Should he or she dump all the text information into an LLM, or attempt to read and understand all of them? Neither approach focuses on the actual goal. The task is rarely just getting through the large volume of text, or even simply summarising them. Even summaries are often just a means to an end.
Instead, there is usually an underlying task or a series of underlying tasks that can be used to solve each problem. For instance, if we want to:
understand the general sentiment of customer feedback, then the task would be sentiment analysis.
extract key information relating to product orders or user details, then the task would be named entity recognition or information extraction.
identify the main topics or categories being discussed in the feedback then the task would be text classification or topic modeling.
find similar issues or feedback from the past, then the task would be information retrieval or semantic search.
detect emerging patterns in feedback over time, then the task would involve trend analysis;
spot outliers in customer feedback patterns then the task would be anomaly detection.
A problem may often involve a series of tasks. For example, fully addressing a complex complaint might involve classifying the issue, extracting specific details, retrieving related information from another database, analysing sentiment, and finally generating a response that synthesises all the information gathered.
Benefits of thinking in AI
Thinking of AI in this way helps in the following ways:
Clarity: It forces a sharper, more precise understanding of the actual problem being solved.
Reality check: It prompts critical evaluation of whether AI is truly necessary, or if a simpler heuristic, traditional method, or even human intervention is more appropriate or efficient.
Tool selection: When AI is needed, defining the specific task helps determine the right tool — perhaps a targeted, efficient machine learning model trained for classification or extraction is better suited than a large, general-purpose LLM.
Better evaluation: It enables more meaningful evaluation. Assessing the accuracy of a sentiment score is different from measuring the relevance of search results or the coherence of generated text; task definition clarifies the relevant metrics.
Explainability: By breaking down a complex process into discrete tasks, it can improve our ability to understand and potentially explain both intermediate steps and the final result.
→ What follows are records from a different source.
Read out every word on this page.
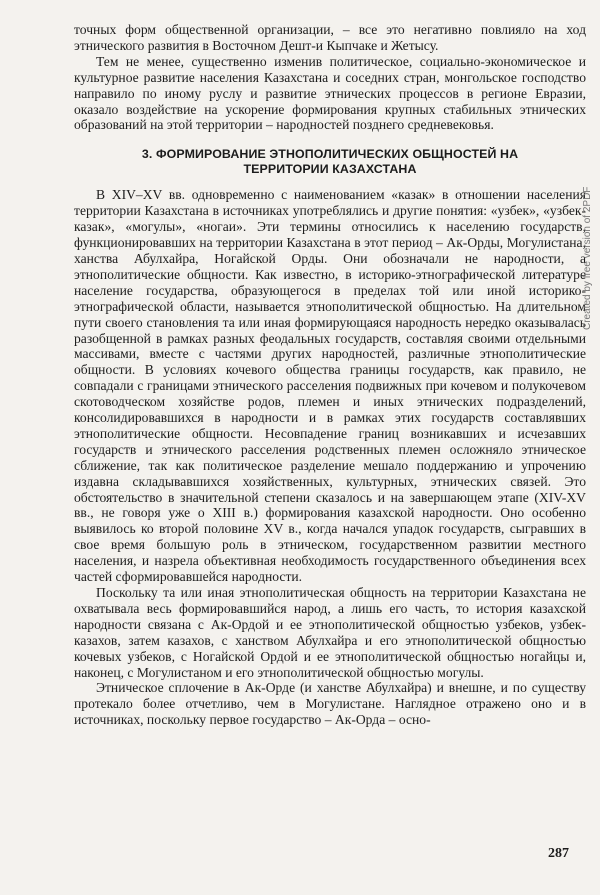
точных форм общественной организации, – все это негативно повлияло на ход этнического развития в Восточном Дешт-и Кыпчаке и Жетысу.

Тем не менее, существенно изменив политическое, социально-экономическое и культурное развитие населения Казахстана и соседних стран, монгольское господство направило по иному руслу и развитие этнических процессов в регионе Евразии, оказало воздействие на ускорение формирования крупных стабильных этнических образований на этой территории – народностей позднего средневековья.

3. ФОРМИРОВАНИЕ ЭТНОПОЛИТИЧЕСКИХ ОБЩНОСТЕЙ НА
ТЕРРИТОРИИ КАЗАХСТАНА

В XIV–XV вв. одновременно с наименованием «казак» в отношении населения территории Казахстана в источниках употреблялись и другие понятия: «узбек», «узбек-казак», «могулы», «ногаи». Эти термины относились к населению государств, функционировавших на территории Казахстана в этот период – Ак-Орды, Могулистана, ханства Абулхайра, Ногайской Орды. Они обозначали не народности, а этнополитические общности. Как известно, в историко-этнографической литературе население государства, образующегося в пределах той или иной историко-этнографической области, называется этнополитической общностью. На длительном пути своего становления та или иная формирующаяся народность нередко оказывалась разобщенной в рамках разных феодальных государств, составляя своими отдельными массивами, вместе с частями других народностей, различные этнополитические общности. В условиях кочевого общества границы государств, как правило, не совпадали с границами этнического расселения подвижных при кочевом и полукочевом скотоводческом хозяйстве родов, племен и иных этнических подразделений, консолидировавшихся в народности и в рамках этих государств составлявших этнополитические общности. Несовпадение границ возникавших и исчезавших государств и этнического расселения родственных племен осложняло этническое сближение, так как политическое разделение мешало поддержанию и упрочению издавна складывавшихся хозяйственных, культурных, этнических связей. Это обстоятельство в значительной степени сказалось и на завершающем этапе (XIV-XV вв., не говоря уже о XIII в.) формирования казахской народности. Оно особенно выявилось ко второй половине XV в., когда начался упадок государств, сыгравших в свое время большую роль в этническом, государственном развитии местного населения, и назрела объективная необходимость государственного объединения всех частей сформировавшейся народности.

Поскольку та или иная этнополитическая общность на территории Казахстана не охватывала весь формировавшийся народ, а лишь его часть, то история казахской народности связана с Ак-Ордой и ее этнополитической общностью узбеков, узбек-казахов, затем казахов, с ханством Абулхайра и его этнополитической общностью кочевых узбеков, с Ногайской Ордой и ее этнополитической общностью ногайцы и, наконец, с Могулистаном и его этнополитической общностью могулы.

Этническое сплочение в Ак-Орде (и ханстве Абулхайра) и внешне, и по существу протекало более отчетливо, чем в Могулистане. Наглядное отражено оно и в источниках, поскольку первое государство – Ак-Орда – осно-

Created by free version of 2PDF
287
What this series will cover
By learning how to think in AI, we gain a set of mental models to more effectively use AI, and have more realistic expectations on what we can achieve.
In this upcoming series of short notes -
We will first explore how an AI model is just math, a short note on understanding the core of what AI (and Generative AI) is.
We will then delve deeper into how thinking in AI is really about understanding data types and tasks, that focuses on how to frame problems through the lens of data types and tasks in AI.
And finally, we end the series by applying these perspectives to thinking in (Generative) AI, including perspectives on data types, tasks and evaluation of different groupings of Generative AI tasks or archetypes.